Rachit Arora

Windows Process injection via KernelCallbackTable

May 19, 2024


Overview KernelCallbackTable


Code can be found here

This method of process injection was used by FinFisher/FinSpy and Lazarus.

The kernelcallbacktable is always configured when there are UI-related elements linked to the application and it is initialized to an array of functions when user32.dll is loaded into a GUI process. It is utilized to manage all pointers and structures involved in sending messages within a process, such as interprocess communication. This allows for messages to be sent between applications via the kernel callback.

fnCOPYDATA is executed in response to the WM_COPYDATA message. Finfisher uses the fnDWORD function.

We simply duplicate the existing table or overwrite the address with our own payload in the kernelcallbacktable, set the fnCOPYDATA function to address of payload, update the PEB with address of new table and invoke using WM_COPYDATA. By hooking into that table, we can define our own triggers, enabling us to send messages to the application, which will in turn execute our code.
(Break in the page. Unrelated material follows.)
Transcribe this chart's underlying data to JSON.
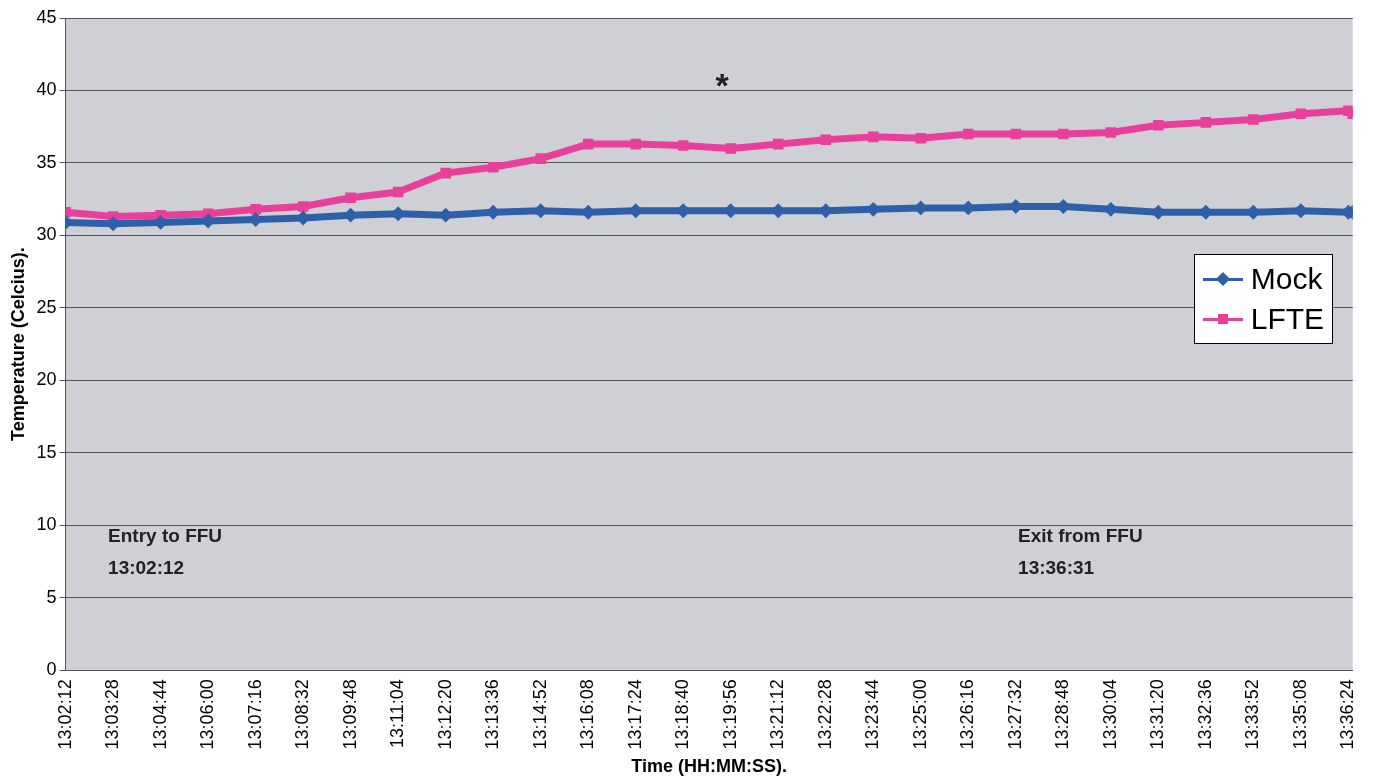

Finding KernelCallbackTable

In WinDbg, we can use the dt_peb command to display the Process Environment Block (PEB) structure. Within this structure, the KernelCallbackTable can be found at the offset +0x058.


We can use the dps command to display specific content within an address.
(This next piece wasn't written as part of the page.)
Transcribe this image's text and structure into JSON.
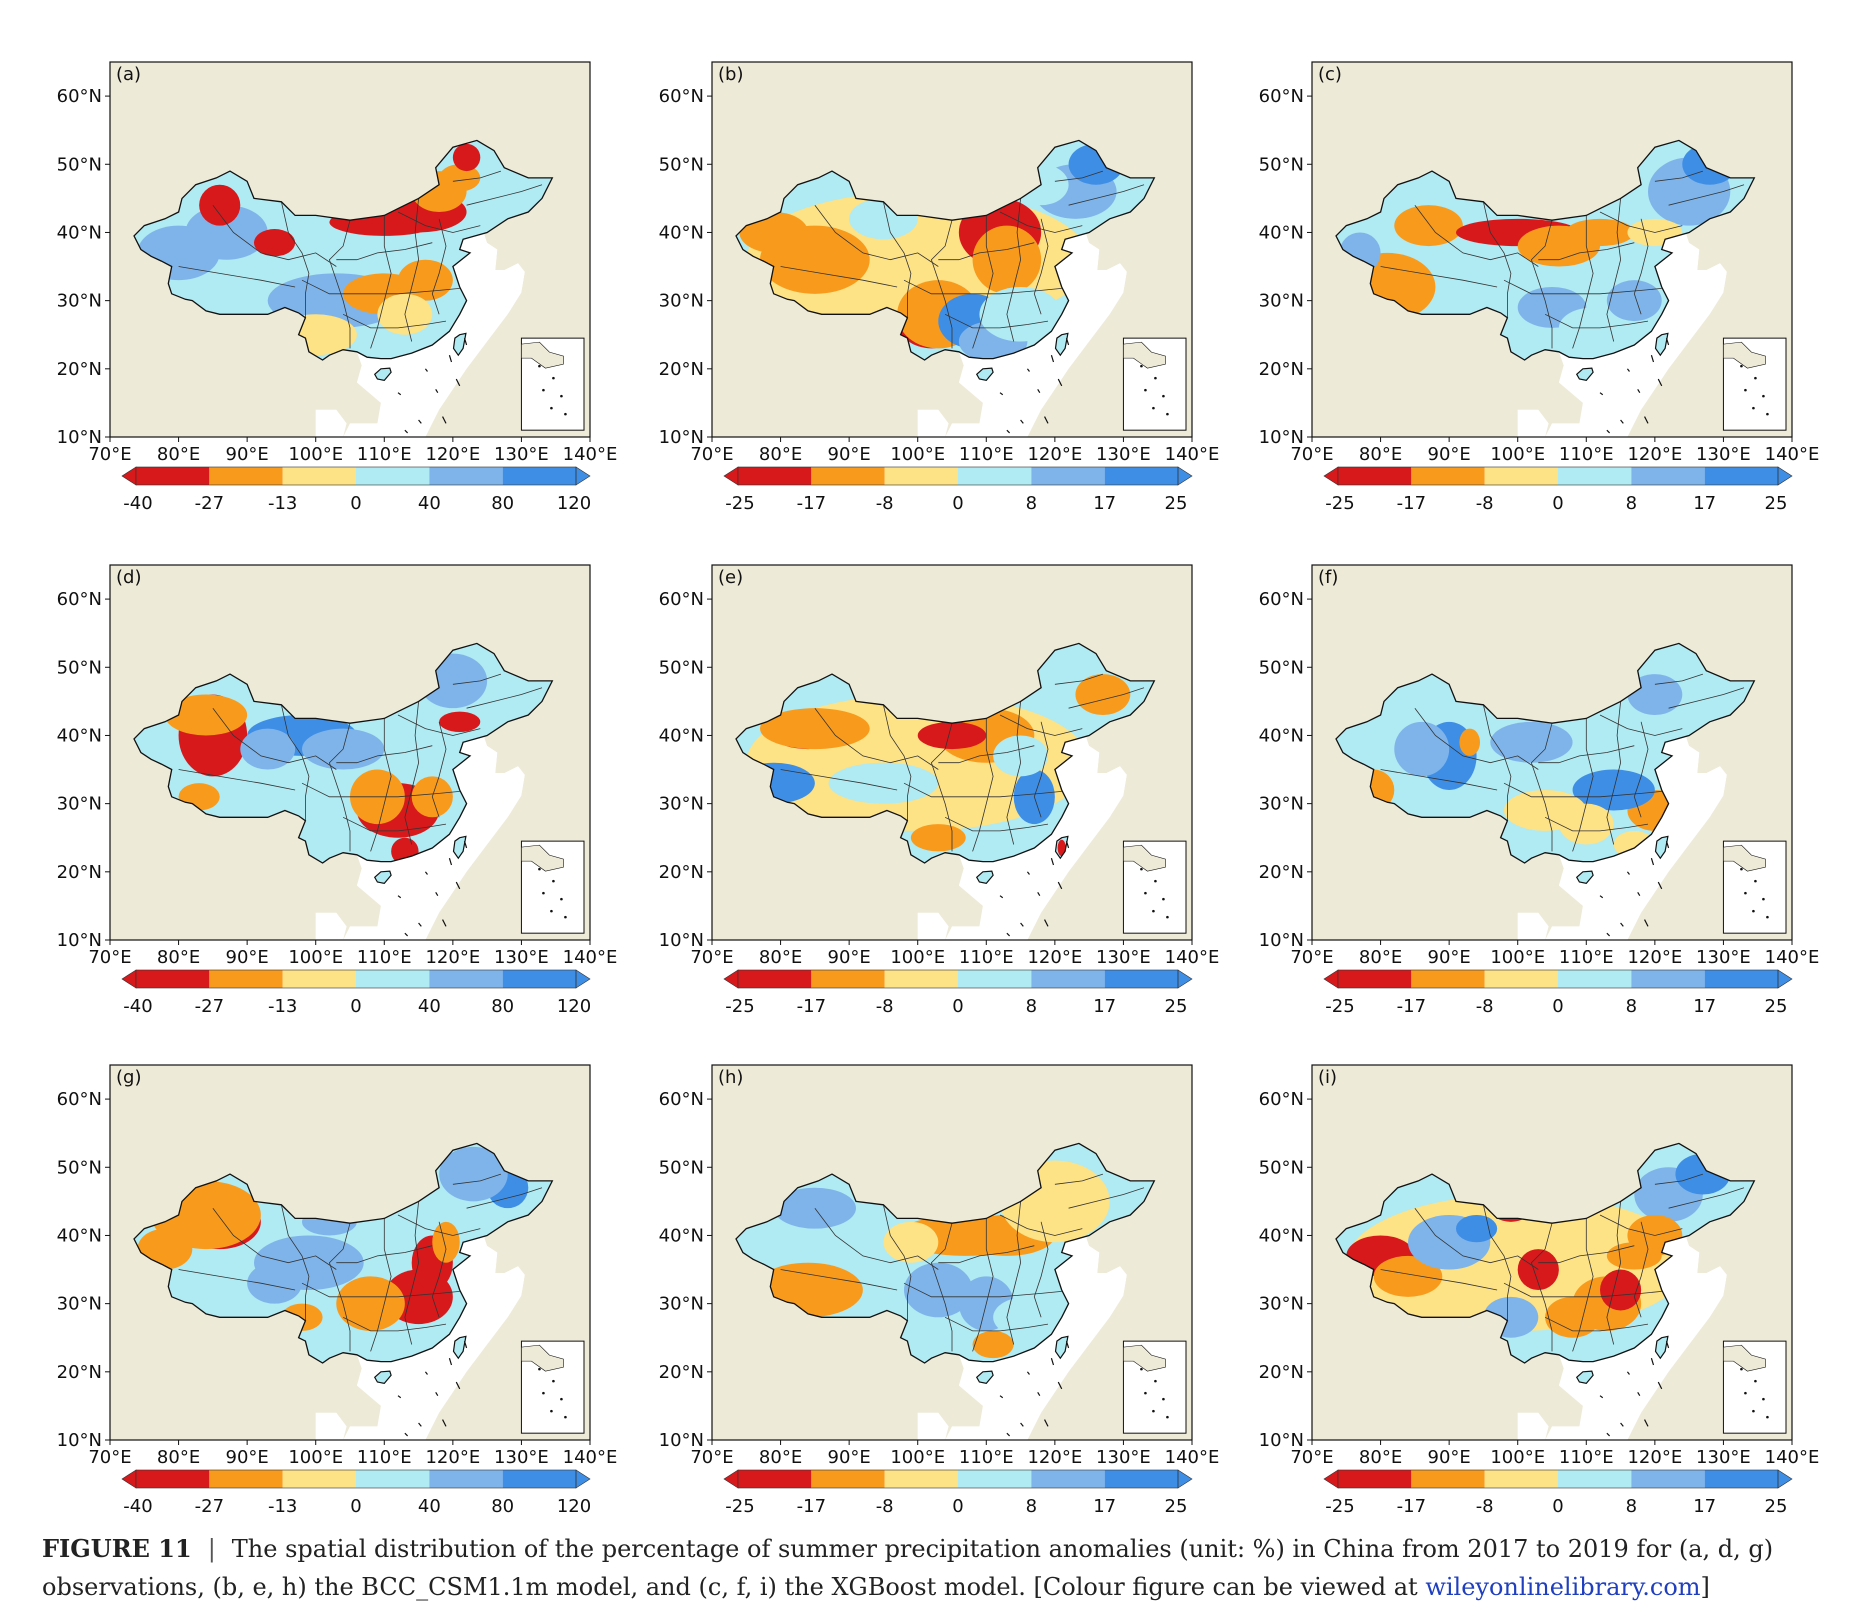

We are particularly interested in the fn_copydata function, which calls wm_copydata, a predefined structure. We can write code that sends information to Notepad using copydata. Notepad has a predefined table with function pointers that can be directed to our desired functions. When the callback is triggered, it will execute as intended.

Our plan is to overwrite the copydata callback with our desired function to achieve the intended operation.


Step 1: Open a handle to the remote process.

Step 2: Retrieve the PEB Structure Information

Step 3: Reading the PEB and KernelCallbackTable using ReadProcessMemory

VirtualProtectEx to change mem permission

We now have a pointer to a specific element, allowing us to change its memory location permissions using VirtualProtectEx.

Next, we can overwrite a few bytes. Each time fnCOPYDATA is called, it will execute our injected shellcode, such as a MessageBox.

Using SendMessage triggers WM_COPYDATA, which calls fnCOPYDATA. When we send a message to a process (e.g., notepad.exe), it triggers the event, looks at the table, copies data, calls fnCOPYDATA, and executes our code.

To change the memory location permissions, we use VirtualProtectEx, which works on remote processes. The normal VirtualProtect function is for local processes.

Each time a debugger is attached, 0xCC will cause a breakpoint, making debugging easier.

We should avoid writing extensive shellcode that might overwrite arbitrary memory with callbacks. Instead, we patch it and change it to a pointer to the address created using VirtualAlloc.

By doing this, we’ve changed the memory location permission and set it to read-write-execute (RWX).

Writing to process memory using WriteProcessMemory

Triggering the event using SendMessage

We are ready to trigger the event using SendMessage. To do this, we will need a handle to the window (hwnd). We will retrieve a window element since this is how we will send messages inside the process.

To get the hwnd, we will use the FindWindowEx We will retrieve a handle to that element.

Once we have the handle to shell_traywnd, we need to tie it to a process. We can do this using GetWindowThreadProcessId. Here is an example code:

cds.dwData = 1;
cds.cbData = 4;
cds.lpData = "AAAA";

DWORD dwWindowPID = 0;
do {
    hw = FindWindowEx(NULL, hw, NULL, NULL);
    GetWindowThreadProcessId(hw, &dwWindowPID);
    if (dwWindowPID == PID) {
        printf("HWND %p belongs to PID %d\\n", hw, PID);
        LRESULT result = SendMessage(hw, WM_COPYDATA, (WPARAM)hw, (LPARAM)&cds);
        printf("GetLastError returned %d\\n", GetLastError());
} while (hw != NULL);
return 0;

Once it hits CCCC, it will break. We have to ensure the shellcode returns properly and that the process survives the change or else it will crash.

As this is a proof of concept, Explorer might crash. It’s not recommended to run this on your machine; use a VM instead.